Luang Por Pasanno: That’s the way it is in the beginning. It’s a process of feeling it out. You have to play with it and work it out over time as you get better and better at it. It’s important in the beginning to be in the right container and have good spiritual friends. These serve as supports. In the beginning you flail around a lot, but it’s not in vain.

Student: Before the first stage of awakening, the stream-entry experience, are there places where a practitioner can experience the dropping away of the sense of self?

Luang Por Pasanno: Sure, wherever it arises! Just like any other conditioned phenomenon, the sense of self arises and passes away. It’s just that we’re so focused on the next thing that we don’t notice the cessation.

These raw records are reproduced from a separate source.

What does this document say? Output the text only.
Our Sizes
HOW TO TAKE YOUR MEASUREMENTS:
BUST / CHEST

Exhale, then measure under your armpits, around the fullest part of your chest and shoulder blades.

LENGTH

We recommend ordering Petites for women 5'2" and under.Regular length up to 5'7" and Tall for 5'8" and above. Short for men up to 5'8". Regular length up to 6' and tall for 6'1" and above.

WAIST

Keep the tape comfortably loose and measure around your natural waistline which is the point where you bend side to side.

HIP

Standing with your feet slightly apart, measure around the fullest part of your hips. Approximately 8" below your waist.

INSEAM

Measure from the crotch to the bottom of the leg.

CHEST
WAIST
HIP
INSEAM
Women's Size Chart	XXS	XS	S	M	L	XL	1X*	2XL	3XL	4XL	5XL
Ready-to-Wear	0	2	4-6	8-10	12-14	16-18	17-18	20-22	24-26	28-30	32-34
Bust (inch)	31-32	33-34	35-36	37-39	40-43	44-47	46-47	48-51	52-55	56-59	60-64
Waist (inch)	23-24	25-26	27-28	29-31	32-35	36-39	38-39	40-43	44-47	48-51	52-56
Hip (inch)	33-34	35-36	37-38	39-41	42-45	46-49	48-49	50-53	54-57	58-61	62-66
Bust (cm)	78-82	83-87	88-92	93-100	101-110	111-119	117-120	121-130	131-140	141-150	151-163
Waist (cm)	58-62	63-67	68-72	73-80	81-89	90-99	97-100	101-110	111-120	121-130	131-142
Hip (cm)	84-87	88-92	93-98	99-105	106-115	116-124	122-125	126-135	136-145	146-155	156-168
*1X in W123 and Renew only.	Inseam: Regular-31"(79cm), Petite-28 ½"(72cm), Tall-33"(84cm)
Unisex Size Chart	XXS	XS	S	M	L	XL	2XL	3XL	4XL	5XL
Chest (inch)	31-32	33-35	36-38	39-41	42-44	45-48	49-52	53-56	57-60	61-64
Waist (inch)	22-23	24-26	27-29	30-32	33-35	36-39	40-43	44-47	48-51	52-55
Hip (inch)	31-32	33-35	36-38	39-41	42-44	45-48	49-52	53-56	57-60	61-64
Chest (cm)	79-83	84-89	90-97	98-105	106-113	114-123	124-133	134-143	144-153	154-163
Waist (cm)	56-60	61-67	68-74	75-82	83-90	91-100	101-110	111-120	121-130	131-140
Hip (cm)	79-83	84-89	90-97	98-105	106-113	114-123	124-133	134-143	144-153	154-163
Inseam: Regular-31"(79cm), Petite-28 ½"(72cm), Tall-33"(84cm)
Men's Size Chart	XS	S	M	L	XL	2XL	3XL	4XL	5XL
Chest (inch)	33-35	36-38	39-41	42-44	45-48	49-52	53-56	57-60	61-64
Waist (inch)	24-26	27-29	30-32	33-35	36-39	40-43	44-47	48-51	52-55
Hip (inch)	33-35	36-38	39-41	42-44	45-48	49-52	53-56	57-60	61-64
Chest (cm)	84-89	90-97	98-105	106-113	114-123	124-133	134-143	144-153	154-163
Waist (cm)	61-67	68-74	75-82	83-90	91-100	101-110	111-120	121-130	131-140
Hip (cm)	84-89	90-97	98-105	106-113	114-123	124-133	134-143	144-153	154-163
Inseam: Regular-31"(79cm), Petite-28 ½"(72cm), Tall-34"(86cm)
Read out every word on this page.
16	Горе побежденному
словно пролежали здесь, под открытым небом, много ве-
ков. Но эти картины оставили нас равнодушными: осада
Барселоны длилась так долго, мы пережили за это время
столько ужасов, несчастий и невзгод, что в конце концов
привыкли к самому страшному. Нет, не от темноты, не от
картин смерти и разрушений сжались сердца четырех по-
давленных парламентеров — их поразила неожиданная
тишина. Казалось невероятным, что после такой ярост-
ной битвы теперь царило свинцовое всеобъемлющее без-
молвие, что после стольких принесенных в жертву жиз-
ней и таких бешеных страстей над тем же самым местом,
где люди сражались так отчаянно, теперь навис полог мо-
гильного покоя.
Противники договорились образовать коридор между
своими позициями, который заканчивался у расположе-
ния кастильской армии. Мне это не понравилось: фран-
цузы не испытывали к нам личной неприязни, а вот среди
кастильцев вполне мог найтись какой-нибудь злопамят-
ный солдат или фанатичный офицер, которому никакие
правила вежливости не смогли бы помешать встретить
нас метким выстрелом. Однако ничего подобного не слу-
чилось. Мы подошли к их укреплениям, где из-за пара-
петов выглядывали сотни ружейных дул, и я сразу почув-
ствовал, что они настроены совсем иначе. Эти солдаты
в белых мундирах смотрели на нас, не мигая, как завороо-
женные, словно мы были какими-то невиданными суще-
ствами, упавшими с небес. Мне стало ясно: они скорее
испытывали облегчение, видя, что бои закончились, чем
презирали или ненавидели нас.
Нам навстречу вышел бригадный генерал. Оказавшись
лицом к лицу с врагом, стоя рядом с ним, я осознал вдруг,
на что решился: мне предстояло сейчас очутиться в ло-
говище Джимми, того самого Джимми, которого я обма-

Student: During the stream-entry experience, are the three lower fetters—personality view, attachment to practices and precepts, and skeptical doubt—all dropped at once, or in stages?

Luang Por Pasanno: All at once.

Student: Do the results of kamma speed up when you are practicing?

Luang Por Pasanno: Not necessarily. Kamma has its own way of playing itself out. There’s a saying that kamma is going to do what kamma is going to do.

Student: The Buddha said that kamma can’t be understood by a normal mind. Are there practitioners who have good enough concentration that they can understand parts of it?

Luang Por Pasanno: Oh, sure. There are meditators with good concentration who can see parts of it. But only the Buddha could understand it completely.